Le juge des référés du Conseil d’Etat rejette la demande de suspension de l'exécution de la délibération de la Cnil qui autorise la constitution d'un entrepôt de données de santé dénommé "EMC2" hébergé par Microsoft, et donc potentiellement consultable par les autorités américaines de surveillance.
Plusieurs associations ont demandé au juge des référés du Conseil d'Etat de suspendre l'exécution de la délibération n° 2023-146 du 21 décembre 2023 de la Commission nationale de l'information et des libertés (Cnil) autorisant le groupement d'intérêt public "Plateforme des données de santé" à mettre en œuvre un traitement automatisé de données à caractère personnel ayant pour finalité la constitution d'un entrepôt de données dans le domaine de la santé dénommé "EMC2".
Les requérants ont soutenu que la mise en œuvre du traitement projeté, en ce qu'elle expose les données de santé concernant plusieurs millions de personnes à un risque non-négligeable de divulgation à des autorités administratives ou judiciaires des Etats-Unis, dans l'hypothèse où Microsoft ne serait pas en mesure de s'opposer aux demandes formulées par ces autorités dans le cadre, d'une part, de programmes de surveillance fondés sur l'article 702 du "Foreign Intelligence Surveillance Act" (FISA) ou de l'"Executive Order" (décret présidentiel) n° 12333, d'autre part, du "Stored Communications Act" tel que modifié par le "Clarifying Lawful Oversas Use of Data Act" (CLOUD Act), porterait une atteinte grave et immédiate aux intérêts des requérants personnes physiques et aux intérêts que défendent les associations requérantes.
Dans un arrêt du 22 mars 2024 (pourvoi n° 492369), le juge des référés du Conseil d’Etat rejette la demande.
D'une part, le Stored Communications Act, tel qu'amendé par le CLOUD Act, prévoit que les sociétés soumises au droit américain au sens de cette loi peuvent être tenues de fournir des données qu'elles contrôlent lorsque cette fourniture est autorisée par un juge pour les besoins d'une enquête pénale.
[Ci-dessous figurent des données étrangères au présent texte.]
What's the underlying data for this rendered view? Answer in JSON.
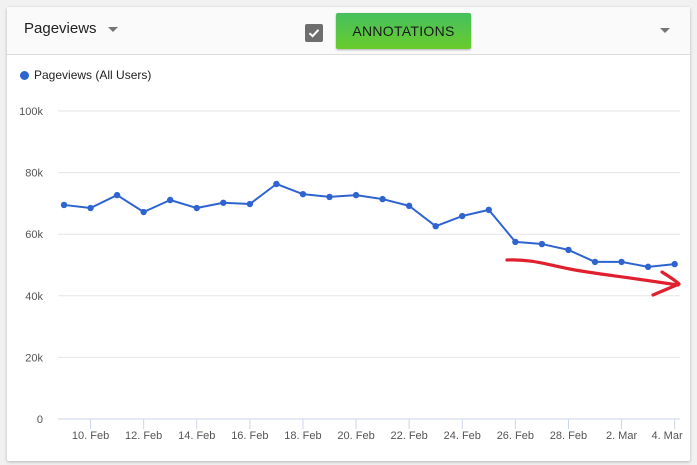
{
  "header": {
    "metric_label": "Pageviews",
    "annotations_checked": true,
    "annotations_label": "ANNOTATIONS"
  },
  "legend": {
    "label": "Pageviews (All Users)",
    "color": "#2f64d0"
  },
  "colors": {
    "series": "#2f64d0",
    "annotation_arrow": "#e0202e",
    "button_top": "#45c05f",
    "button_bottom": "#69cc2c"
  },
  "chart_data": {
    "type": "line",
    "title": "",
    "xlabel": "",
    "ylabel": "",
    "ylim": [
      0,
      100000
    ],
    "yticks": [
      0,
      20000,
      40000,
      60000,
      80000,
      100000
    ],
    "ytick_labels": [
      "0",
      "20k",
      "40k",
      "60k",
      "80k",
      "100k"
    ],
    "xtick_labels": [
      "10. Feb",
      "12. Feb",
      "14. Feb",
      "16. Feb",
      "18. Feb",
      "20. Feb",
      "22. Feb",
      "24. Feb",
      "26. Feb",
      "28. Feb",
      "2. Mar",
      "4. Mar"
    ],
    "grid": true,
    "legend_position": "top-left",
    "x": [
      "9. Feb",
      "10. Feb",
      "11. Feb",
      "12. Feb",
      "13. Feb",
      "14. Feb",
      "15. Feb",
      "16. Feb",
      "17. Feb",
      "18. Feb",
      "19. Feb",
      "20. Feb",
      "21. Feb",
      "22. Feb",
      "23. Feb",
      "24. Feb",
      "25. Feb",
      "26. Feb",
      "27. Feb",
      "28. Feb",
      "1. Mar",
      "2. Mar",
      "3. Mar",
      "4. Mar"
    ],
    "series": [
      {
        "name": "Pageviews (All Users)",
        "values": [
          69500,
          68500,
          72700,
          67200,
          71100,
          68500,
          70200,
          69800,
          76300,
          73000,
          72100,
          72700,
          71400,
          69200,
          62600,
          65900,
          67900,
          57500,
          56800,
          54900,
          51000,
          51000,
          49400,
          50300
        ]
      }
    ],
    "annotations": [
      "hand-drawn red arrow indicating downward trend from 26. Feb to 4. Mar"
    ]
  }
}
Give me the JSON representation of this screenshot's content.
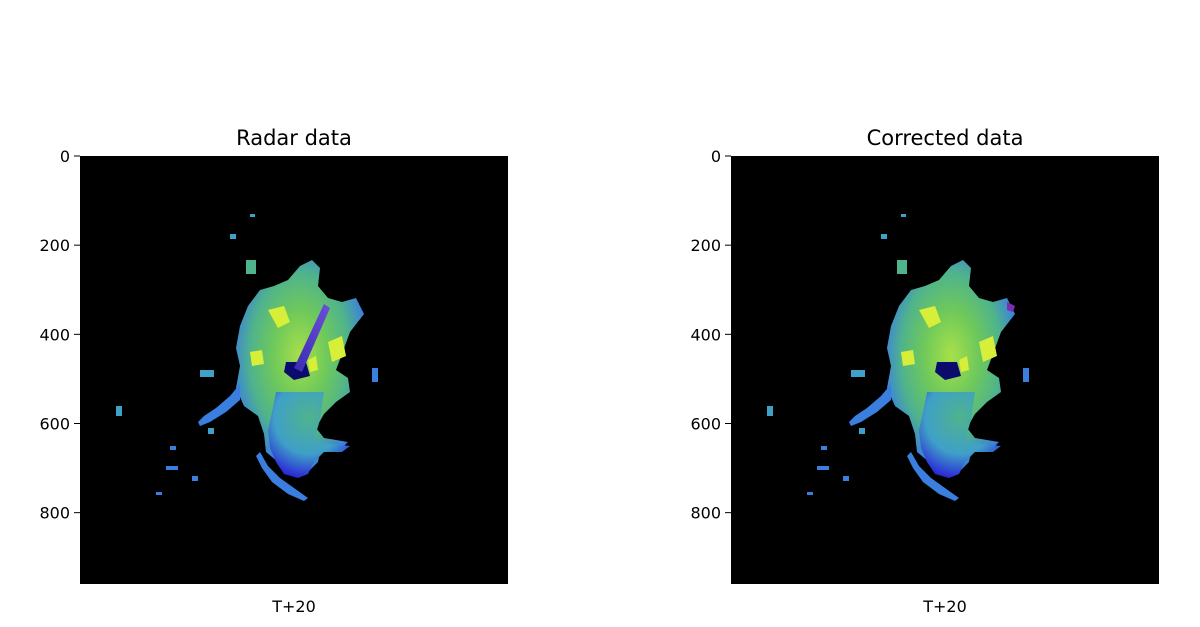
{
  "chart_data": [
    {
      "type": "heatmap",
      "title": "Radar data",
      "xlabel": "T+20",
      "ylabel": "",
      "ylim": [
        960,
        0
      ],
      "yticks": [
        0,
        200,
        400,
        600,
        800
      ],
      "background_color": "#000000",
      "colormap": [
        "#0b0b6e",
        "#2b2bd6",
        "#3a7fe0",
        "#3fa0c8",
        "#4fb38c",
        "#6fc95a",
        "#a8e04a",
        "#e6f23a"
      ],
      "has_beam_artifact": true
    },
    {
      "type": "heatmap",
      "title": "Corrected data",
      "xlabel": "T+20",
      "ylabel": "",
      "ylim": [
        960,
        0
      ],
      "yticks": [
        0,
        200,
        400,
        600,
        800
      ],
      "background_color": "#000000",
      "colormap": [
        "#0b0b6e",
        "#2b2bd6",
        "#3a7fe0",
        "#3fa0c8",
        "#4fb38c",
        "#6fc95a",
        "#a8e04a",
        "#e6f23a"
      ],
      "has_beam_artifact": false
    }
  ]
}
Si ces dispositions peuvent s'appliquer à la société Microsoft, comme d'ailleurs à certaines sociétés européennes exerçant une activité aux Etats-Unis, les requérants n'apportent pas d'éléments dont il ressortirait que les données de santé, pseudonymisées, que cette société héberge pour le compte de la Plateforme des données de santé, seraient susceptibles de faire l'objet de demandes sur ce fondement.
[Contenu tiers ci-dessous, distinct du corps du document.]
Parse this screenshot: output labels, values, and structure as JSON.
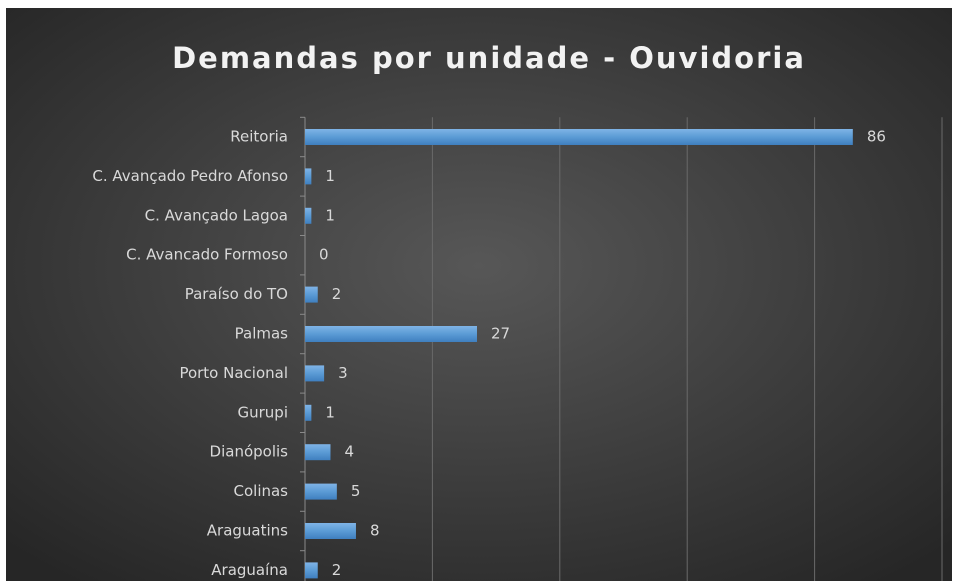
{
  "chart_data": {
    "type": "bar",
    "orientation": "horizontal",
    "title": "Demandas  por unidade  - Ouvidoria",
    "categories": [
      "Reitoria",
      "C. Avançado Pedro Afonso",
      "C. Avançado Lagoa",
      "C. Avancado Formoso",
      "Paraíso do TO",
      "Palmas",
      "Porto Nacional",
      "Gurupi",
      "Dianópolis",
      "Colinas",
      "Araguatins",
      "Araguaína"
    ],
    "values": [
      86,
      1,
      1,
      0,
      2,
      27,
      3,
      1,
      4,
      5,
      8,
      2
    ],
    "color": "#5b9bd5",
    "xlim": [
      0,
      100
    ],
    "xticks": [
      0,
      20,
      40,
      60,
      80,
      100
    ],
    "grid": true
  }
}
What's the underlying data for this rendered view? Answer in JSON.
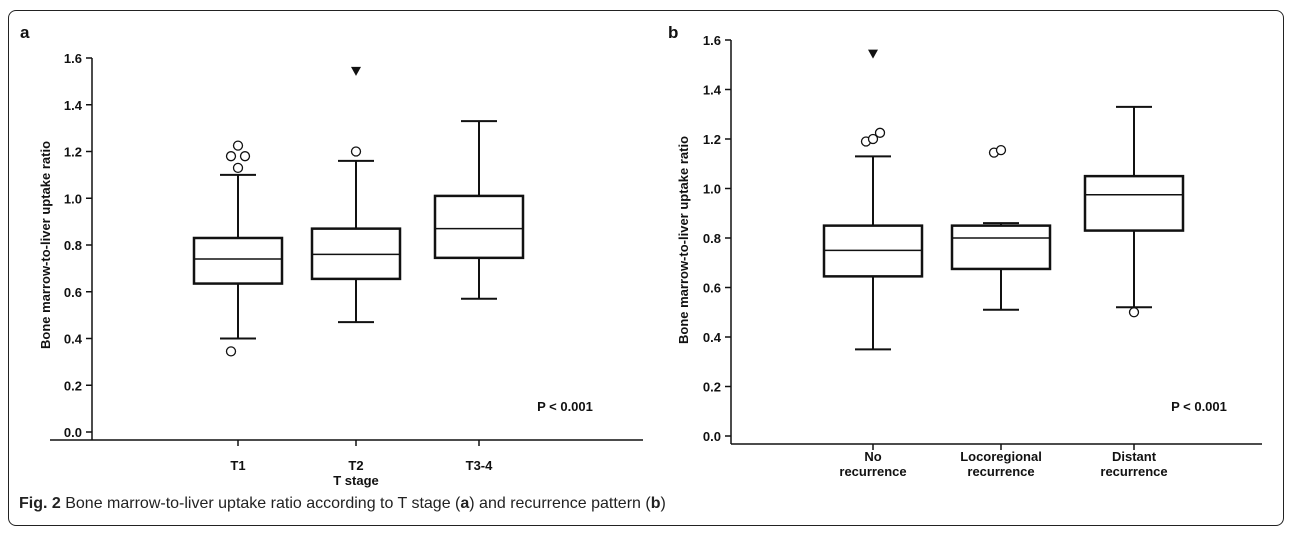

D'autre part, il existe en effet un risque que les autorités américaines formulent, dans le cadre des programmes de surveillance, une demande d'accès à certaines données traitées et hébergées dans l'entrepôt EMC2, à supposer qu'elles y voient un intérêt au regard de l'objectif d'obtention d'informations en matière de renseignement extérieur poursuivi par ces programmes.
Toutefois, le risque d'accès de ces autorités à ces données, dans le cas où Microsoft ne s'opposerait pas à une telle demande, est, en l'état de l'instruction, hypothétique, au vu des garanties importantes dont la mise en œuvre du projet est entourée, notamment du fait que les données seront pseudonymisées et non directement identifiantes, en considération desquelles la Cnil a estimé que ce risque était réduit à un niveau qui ne justifiait pas qu'elle refuse l'autorisation demandée.
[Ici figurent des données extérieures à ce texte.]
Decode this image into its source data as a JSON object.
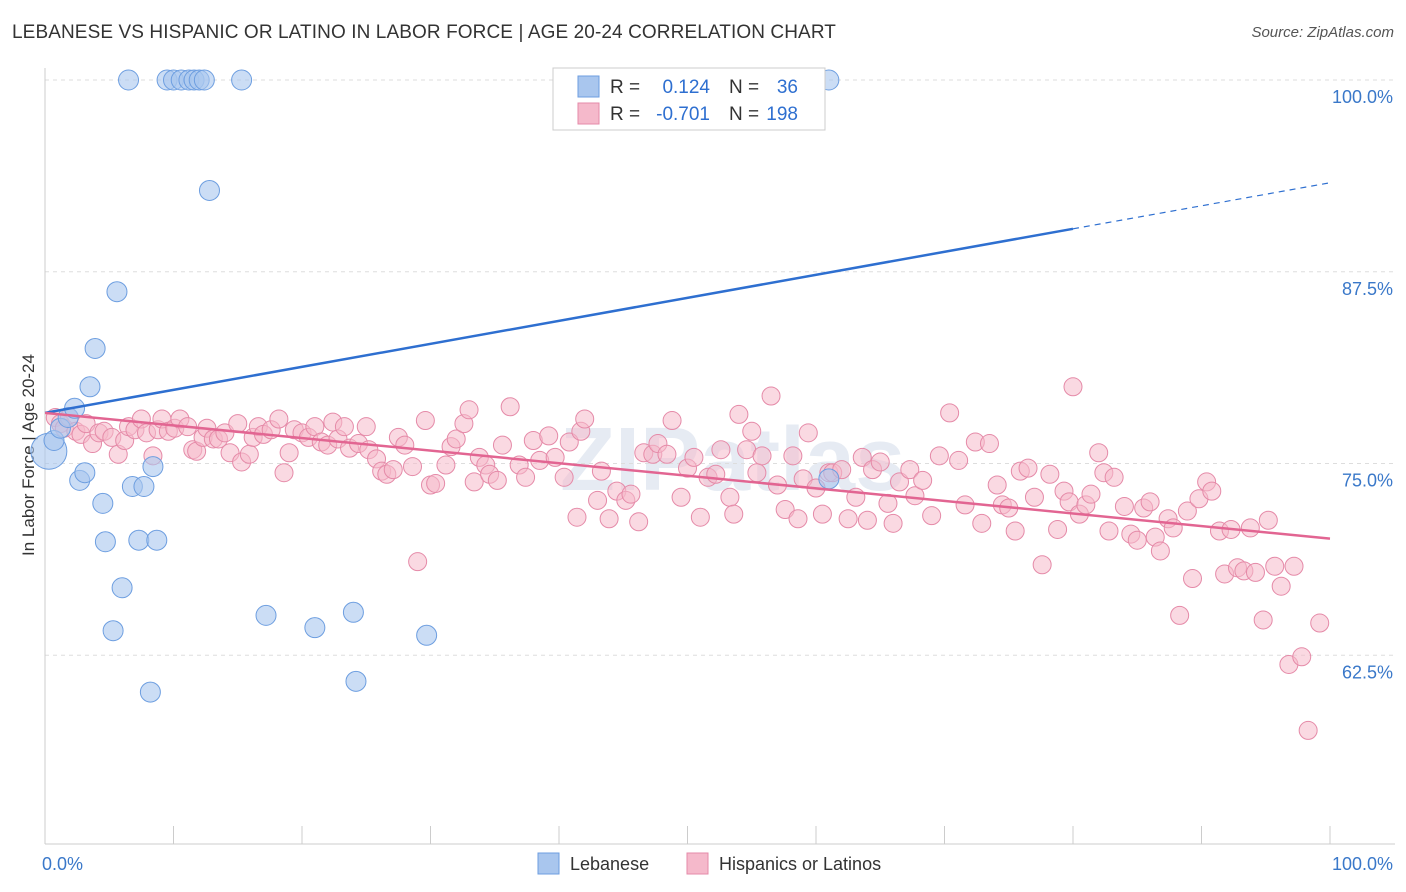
{
  "title": "LEBANESE VS HISPANIC OR LATINO IN LABOR FORCE | AGE 20-24 CORRELATION CHART",
  "source": "Source: ZipAtlas.com",
  "watermark": "ZIPatlas",
  "colors": {
    "blue_fill": "#a9c6ee",
    "blue_stroke": "#6d9ee0",
    "blue_line": "#2e6fd0",
    "pink_fill": "#f5b9cb",
    "pink_stroke": "#e58aa8",
    "pink_line": "#e26592",
    "tick_color": "#3a78c9",
    "grid": "#dddddd"
  },
  "legend": {
    "r_label": "R =",
    "n_label": "N =",
    "rows": [
      {
        "r": "0.124",
        "n": "36",
        "series": "Lebanese"
      },
      {
        "r": "-0.701",
        "n": "198",
        "series": "Hispanics or Latinos"
      }
    ]
  },
  "bottom_legend": [
    "Lebanese",
    "Hispanics or Latinos"
  ],
  "chart_data": {
    "type": "scatter",
    "xlabel": "",
    "ylabel": "In Labor Force | Age 20-24",
    "xlim": [
      0,
      100
    ],
    "ylim": [
      50,
      100
    ],
    "x_ticks": [
      "0.0%",
      "100.0%"
    ],
    "y_ticks": [
      {
        "value": 100,
        "label": "100.0%"
      },
      {
        "value": 87.5,
        "label": "87.5%"
      },
      {
        "value": 75,
        "label": "75.0%"
      },
      {
        "value": 62.5,
        "label": "62.5%"
      }
    ],
    "grid": true,
    "series": [
      {
        "name": "Lebanese",
        "trend": {
          "x": [
            0,
            80
          ],
          "y": [
            78.3,
            90.3
          ],
          "dashed_to": [
            100,
            93.3
          ]
        },
        "points": [
          [
            0.3,
            75.8,
            18
          ],
          [
            0.7,
            76.5,
            10
          ],
          [
            1.2,
            77.3,
            10
          ],
          [
            1.8,
            78.0,
            10
          ],
          [
            2.3,
            78.6,
            10
          ],
          [
            2.7,
            73.9,
            10
          ],
          [
            3.1,
            74.4,
            10
          ],
          [
            3.5,
            80.0,
            10
          ],
          [
            3.9,
            82.5,
            10
          ],
          [
            4.5,
            72.4,
            10
          ],
          [
            4.7,
            69.9,
            10
          ],
          [
            5.3,
            64.1,
            10
          ],
          [
            5.6,
            86.2,
            10
          ],
          [
            6.0,
            66.9,
            10
          ],
          [
            6.5,
            100.0,
            10
          ],
          [
            6.8,
            73.5,
            10
          ],
          [
            7.3,
            70.0,
            10
          ],
          [
            7.7,
            73.5,
            10
          ],
          [
            8.2,
            60.1,
            10
          ],
          [
            8.4,
            74.8,
            10
          ],
          [
            8.7,
            70.0,
            10
          ],
          [
            9.5,
            100.0,
            10
          ],
          [
            10.0,
            100.0,
            10
          ],
          [
            10.6,
            100.0,
            10
          ],
          [
            11.2,
            100.0,
            10
          ],
          [
            11.6,
            100.0,
            10
          ],
          [
            12.0,
            100.0,
            10
          ],
          [
            12.4,
            100.0,
            10
          ],
          [
            12.8,
            92.8,
            10
          ],
          [
            15.3,
            100.0,
            10
          ],
          [
            17.2,
            65.1,
            10
          ],
          [
            21.0,
            64.3,
            10
          ],
          [
            24.0,
            65.3,
            10
          ],
          [
            24.2,
            60.8,
            10
          ],
          [
            29.7,
            63.8,
            10
          ],
          [
            61.0,
            74.0,
            10
          ],
          [
            61.0,
            100.0,
            10
          ]
        ]
      },
      {
        "name": "Hispanics or Latinos",
        "trend": {
          "x": [
            0,
            100
          ],
          "y": [
            78.3,
            70.1
          ]
        },
        "points": [
          [
            0.8,
            78.0
          ],
          [
            1.2,
            77.6
          ],
          [
            1.5,
            77.3
          ],
          [
            1.9,
            78.0
          ],
          [
            2.4,
            77.1
          ],
          [
            2.8,
            76.9
          ],
          [
            3.2,
            77.6
          ],
          [
            3.7,
            76.3
          ],
          [
            4.2,
            77.0
          ],
          [
            4.6,
            77.1
          ],
          [
            5.2,
            76.7
          ],
          [
            5.7,
            75.6
          ],
          [
            6.2,
            76.5
          ],
          [
            6.5,
            77.4
          ],
          [
            7.0,
            77.2
          ],
          [
            7.5,
            77.9
          ],
          [
            7.9,
            77.0
          ],
          [
            8.4,
            75.5
          ],
          [
            8.8,
            77.2
          ],
          [
            9.1,
            77.9
          ],
          [
            9.6,
            77.1
          ],
          [
            10.1,
            77.3
          ],
          [
            10.5,
            77.9
          ],
          [
            11.1,
            77.4
          ],
          [
            11.5,
            75.9
          ],
          [
            11.8,
            75.8
          ],
          [
            12.3,
            76.7
          ],
          [
            12.6,
            77.3
          ],
          [
            13.1,
            76.6
          ],
          [
            13.5,
            76.6
          ],
          [
            14.0,
            77.0
          ],
          [
            14.4,
            75.7
          ],
          [
            15.0,
            77.6
          ],
          [
            15.3,
            75.1
          ],
          [
            15.9,
            75.6
          ],
          [
            16.2,
            76.7
          ],
          [
            16.6,
            77.4
          ],
          [
            17.0,
            76.9
          ],
          [
            17.6,
            77.2
          ],
          [
            18.2,
            77.9
          ],
          [
            18.6,
            74.4
          ],
          [
            19.0,
            75.7
          ],
          [
            19.4,
            77.2
          ],
          [
            20.0,
            77.0
          ],
          [
            20.5,
            76.7
          ],
          [
            21.0,
            77.4
          ],
          [
            21.5,
            76.4
          ],
          [
            22.0,
            76.2
          ],
          [
            22.4,
            77.7
          ],
          [
            22.8,
            76.6
          ],
          [
            23.3,
            77.4
          ],
          [
            23.7,
            76.0
          ],
          [
            24.4,
            76.3
          ],
          [
            25.0,
            77.4
          ],
          [
            25.2,
            75.9
          ],
          [
            25.8,
            75.3
          ],
          [
            26.2,
            74.5
          ],
          [
            26.6,
            74.3
          ],
          [
            27.1,
            74.6
          ],
          [
            27.5,
            76.7
          ],
          [
            28.0,
            76.2
          ],
          [
            28.6,
            74.8
          ],
          [
            29.0,
            68.6
          ],
          [
            29.6,
            77.8
          ],
          [
            30.0,
            73.6
          ],
          [
            30.4,
            73.7
          ],
          [
            31.2,
            74.9
          ],
          [
            31.6,
            76.1
          ],
          [
            32.0,
            76.6
          ],
          [
            32.6,
            77.6
          ],
          [
            33.0,
            78.5
          ],
          [
            33.4,
            73.8
          ],
          [
            33.8,
            75.4
          ],
          [
            34.3,
            74.9
          ],
          [
            34.6,
            74.3
          ],
          [
            35.2,
            73.9
          ],
          [
            35.6,
            76.2
          ],
          [
            36.2,
            78.7
          ],
          [
            36.9,
            74.9
          ],
          [
            37.4,
            74.1
          ],
          [
            38.0,
            76.5
          ],
          [
            38.5,
            75.2
          ],
          [
            39.2,
            76.8
          ],
          [
            39.7,
            75.4
          ],
          [
            40.4,
            74.1
          ],
          [
            40.8,
            76.4
          ],
          [
            41.4,
            71.5
          ],
          [
            41.7,
            77.1
          ],
          [
            42.0,
            77.9
          ],
          [
            43.0,
            72.6
          ],
          [
            43.3,
            74.5
          ],
          [
            43.9,
            71.4
          ],
          [
            44.5,
            73.2
          ],
          [
            45.2,
            72.6
          ],
          [
            45.6,
            73.0
          ],
          [
            46.2,
            71.2
          ],
          [
            46.6,
            75.7
          ],
          [
            47.3,
            75.6
          ],
          [
            47.7,
            76.3
          ],
          [
            48.4,
            75.6
          ],
          [
            48.8,
            77.8
          ],
          [
            49.5,
            72.8
          ],
          [
            50.0,
            74.7
          ],
          [
            50.5,
            75.4
          ],
          [
            51.0,
            71.5
          ],
          [
            51.6,
            74.1
          ],
          [
            52.2,
            74.3
          ],
          [
            52.6,
            75.9
          ],
          [
            53.3,
            72.8
          ],
          [
            53.6,
            71.7
          ],
          [
            54.0,
            78.2
          ],
          [
            54.6,
            75.9
          ],
          [
            55.0,
            77.1
          ],
          [
            55.4,
            74.4
          ],
          [
            55.8,
            75.5
          ],
          [
            56.5,
            79.4
          ],
          [
            57.0,
            73.6
          ],
          [
            57.6,
            72.0
          ],
          [
            58.2,
            75.5
          ],
          [
            58.6,
            71.4
          ],
          [
            59.0,
            74.0
          ],
          [
            59.4,
            77.0
          ],
          [
            60.0,
            73.4
          ],
          [
            60.5,
            71.7
          ],
          [
            61.0,
            74.4
          ],
          [
            61.3,
            74.4
          ],
          [
            62.0,
            74.6
          ],
          [
            62.5,
            71.4
          ],
          [
            63.1,
            72.8
          ],
          [
            63.6,
            75.4
          ],
          [
            64.0,
            71.3
          ],
          [
            64.4,
            74.6
          ],
          [
            65.0,
            75.1
          ],
          [
            65.6,
            72.4
          ],
          [
            66.0,
            71.1
          ],
          [
            66.5,
            73.8
          ],
          [
            67.3,
            74.6
          ],
          [
            67.7,
            72.9
          ],
          [
            68.3,
            73.9
          ],
          [
            69.0,
            71.6
          ],
          [
            69.6,
            75.5
          ],
          [
            70.4,
            78.3
          ],
          [
            71.1,
            75.2
          ],
          [
            71.6,
            72.3
          ],
          [
            72.4,
            76.4
          ],
          [
            72.9,
            71.1
          ],
          [
            73.5,
            76.3
          ],
          [
            74.1,
            73.6
          ],
          [
            74.5,
            72.3
          ],
          [
            75.0,
            72.1
          ],
          [
            75.5,
            70.6
          ],
          [
            75.9,
            74.5
          ],
          [
            76.5,
            74.7
          ],
          [
            77.0,
            72.8
          ],
          [
            77.6,
            68.4
          ],
          [
            78.2,
            74.3
          ],
          [
            78.8,
            70.7
          ],
          [
            79.3,
            73.2
          ],
          [
            79.7,
            72.5
          ],
          [
            80.0,
            80.0
          ],
          [
            80.5,
            71.7
          ],
          [
            81.0,
            72.3
          ],
          [
            81.4,
            73.0
          ],
          [
            82.0,
            75.7
          ],
          [
            82.4,
            74.4
          ],
          [
            82.8,
            70.6
          ],
          [
            83.2,
            74.1
          ],
          [
            84.0,
            72.2
          ],
          [
            84.5,
            70.4
          ],
          [
            85.0,
            70.0
          ],
          [
            85.5,
            72.1
          ],
          [
            86.0,
            72.5
          ],
          [
            86.4,
            70.2
          ],
          [
            86.8,
            69.3
          ],
          [
            87.4,
            71.4
          ],
          [
            87.8,
            70.8
          ],
          [
            88.3,
            65.1
          ],
          [
            88.9,
            71.9
          ],
          [
            89.3,
            67.5
          ],
          [
            89.8,
            72.7
          ],
          [
            90.4,
            73.8
          ],
          [
            90.8,
            73.2
          ],
          [
            91.4,
            70.6
          ],
          [
            91.8,
            67.8
          ],
          [
            92.3,
            70.7
          ],
          [
            92.8,
            68.2
          ],
          [
            93.3,
            68.0
          ],
          [
            93.8,
            70.8
          ],
          [
            94.2,
            67.9
          ],
          [
            94.8,
            64.8
          ],
          [
            95.2,
            71.3
          ],
          [
            95.7,
            68.3
          ],
          [
            96.2,
            67.0
          ],
          [
            96.8,
            61.9
          ],
          [
            97.2,
            68.3
          ],
          [
            97.8,
            62.4
          ],
          [
            98.3,
            57.6
          ],
          [
            99.2,
            64.6
          ]
        ]
      }
    ]
  }
}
Eu égard aux précautions ainsi prises, l'exécution de la délibération attaquée ne peut être regardée comme portant une atteinte grave et immédiate au droit au respect de la vie privée des personnes concernées, de nature à caractériser une urgence justifiant que, sans attendre le jugement de la requête au fond, l'exécution de la délibération contestée soit suspendue.
Il résulte de ce qui précède que la condition d'urgence requise n'est pas remplie.
Dès lors, les conclusions à fin de suspension des requérants ne peuvent qu'être rejetées.